There were no chickens in the village, no eggs. The doctor bemoaned the lack of nourishment for his sick. So Terry summoned four of the ablest hunters and disappeared into the woods for an hour, returning with a young buck speared through the lungs and shot mercifully through the head. In an hour a big pot was boiling in the middle of the street that throughout the night the sufferers might receive hot soup made up of venison, yams, eggplant and rice, all that the village afforded.

Doctor Merchant, watching the transformation, marveled at the method of persuasion. There was no attempt at exercise of authority, no raising of voice, no gestures, only patient explanation, an assumption of mutual friendliness, a sincere and ample sympathy.

Shortly after sundown the doctor, exhausted with the worry and stress of the hours before Terry came, distributed his bulk as comfortably as possible on the bamboo floor, tucked in his mosquito net very carefully, and fell into a heavy sleep, too exhausted to await Terry's return.
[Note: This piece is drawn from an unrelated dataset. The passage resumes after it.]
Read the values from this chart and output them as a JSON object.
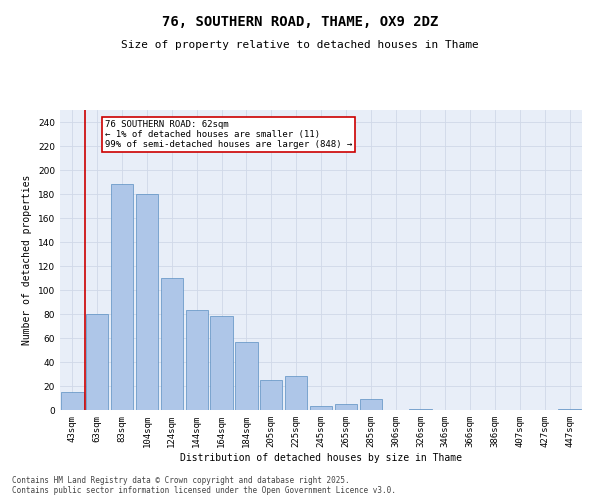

It was as well that the doctor did not await him, for Terry spent half of the night by a fire kindled at the base of a big tree in front of the chief's abode. Seated on a stump near the blaze, surrounded by a ring of half-nude Bogobos whose timid eyes seldom wandered from his face, he answered their questions and erased the last vestiges of the panic into which the epidemic had precipitated the villagers.